Hi Seohyun. Are you saying that the boom and body are separated by 3 mms? I would expect that to be a undue driver of the simulation complexity as SPIS needs to resolve that gap volume well to allow plasma to flow through it in a realistic fashion, it’s easy to make the simulation unstable because of that, and the knowledge gain is minimal. I think physically connecting them would be more realistic.

On your questions, paragraph 1. the answer is yes if these materials are physically connected. If the capacitive coupling goes through the plasma, and I don’t expect this effect to be as large as you describe.

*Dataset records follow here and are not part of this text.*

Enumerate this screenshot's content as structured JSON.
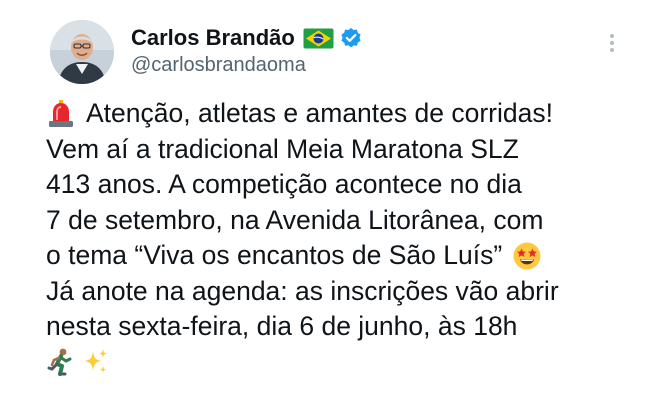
{
  "author": {
    "display_name": "Carlos Brandão",
    "handle": "@carlosbrandaoma",
    "flag_icon": "brazil-flag-icon",
    "verified_icon": "verified-badge-icon",
    "verified_color": "#1d9bf0",
    "avatar_bg": "#c9d3dc"
  },
  "menu": {
    "icon": "more-options-icon"
  },
  "tweet": {
    "lines": [
      "Atenção, atletas e amantes de corridas!",
      "Vem aí a tradicional Meia Maratona SLZ",
      "413 anos. A competição acontece no dia",
      "7 de setembro, na Avenida Litorânea, com",
      "o tema “Viva os encantos de São Luís”",
      "Já anote na agenda: as inscrições vão abrir",
      "nesta sexta-feira, dia 6 de junho, às 18h"
    ],
    "emojis": {
      "siren": "rotating-light-emoji",
      "star_eyes": "star-struck-emoji",
      "runner": "person-running-emoji",
      "sparkles": "sparkles-emoji"
    }
  }
}
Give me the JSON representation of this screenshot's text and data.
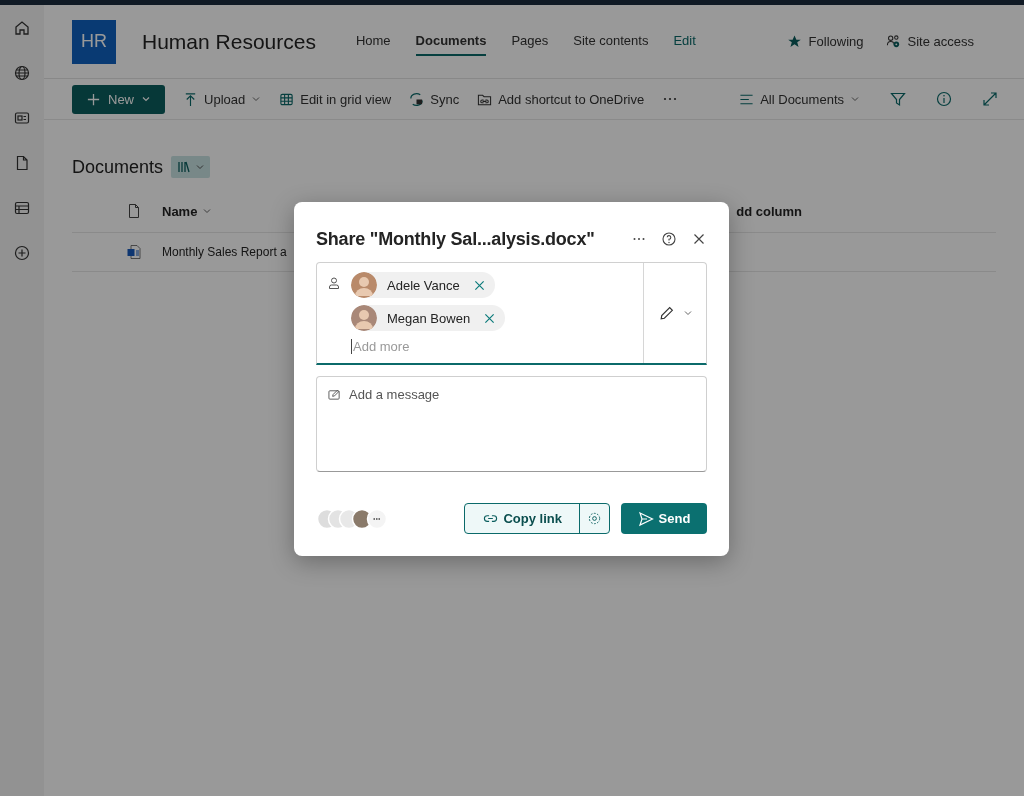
{
  "site": {
    "logo": "HR",
    "title": "Human Resources"
  },
  "nav": [
    {
      "label": "Home",
      "kind": "tab",
      "selected": false
    },
    {
      "label": "Documents",
      "kind": "tab",
      "selected": true
    },
    {
      "label": "Pages",
      "kind": "tab",
      "selected": false
    },
    {
      "label": "Site contents",
      "kind": "tab",
      "selected": false
    },
    {
      "label": "Edit",
      "kind": "edit",
      "selected": false
    }
  ],
  "site_actions": [
    {
      "label": "Following",
      "kind": "following"
    },
    {
      "label": "Site access",
      "kind": "access"
    }
  ],
  "command_bar": {
    "new_button": "New",
    "commands": [
      {
        "label": "Upload",
        "kind": "upload",
        "menu": true
      },
      {
        "label": "Edit in grid view",
        "kind": "grid",
        "menu": false
      },
      {
        "label": "Sync",
        "kind": "sync",
        "menu": false
      },
      {
        "label": "Add shortcut to OneDrive",
        "kind": "shortcut",
        "menu": false
      }
    ],
    "view": "All Documents"
  },
  "library": {
    "title": "Documents",
    "columns": [
      {
        "label": "Name"
      },
      {
        "label": "dd column"
      }
    ],
    "rows": [
      {
        "name": "Monthly Sales Report a"
      }
    ]
  },
  "dialog": {
    "title": "Share \"Monthly Sal...alysis.docx\"",
    "recipients": [
      {
        "name": "Adele Vance"
      },
      {
        "name": "Megan Bowen"
      }
    ],
    "add_placeholder": "Add more",
    "message_placeholder": "Add a message",
    "copy_link": "Copy link",
    "send": "Send"
  }
}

paragrah 2. Yes, I am. Have a look at surface potentials. plot the volume potential and look at the potential distribution on the surface. the “min/max/average surface and ground potentials” are just three/four points, but the reality is a full distribution. Indeed.

paragraph 3. I pointed out some already. collected currents vs time are only one diagnostic, the truth is in the plasma. If you see plasma potential or plasma density features you cannot explain, you probably hit some instability. The good thing about numerical instabilities is that it cares about ridiculous things that the universe does not. If you increase the simulation volume or enhance mesh resolution and you see a large effect, you also know that your simulation hit some instability.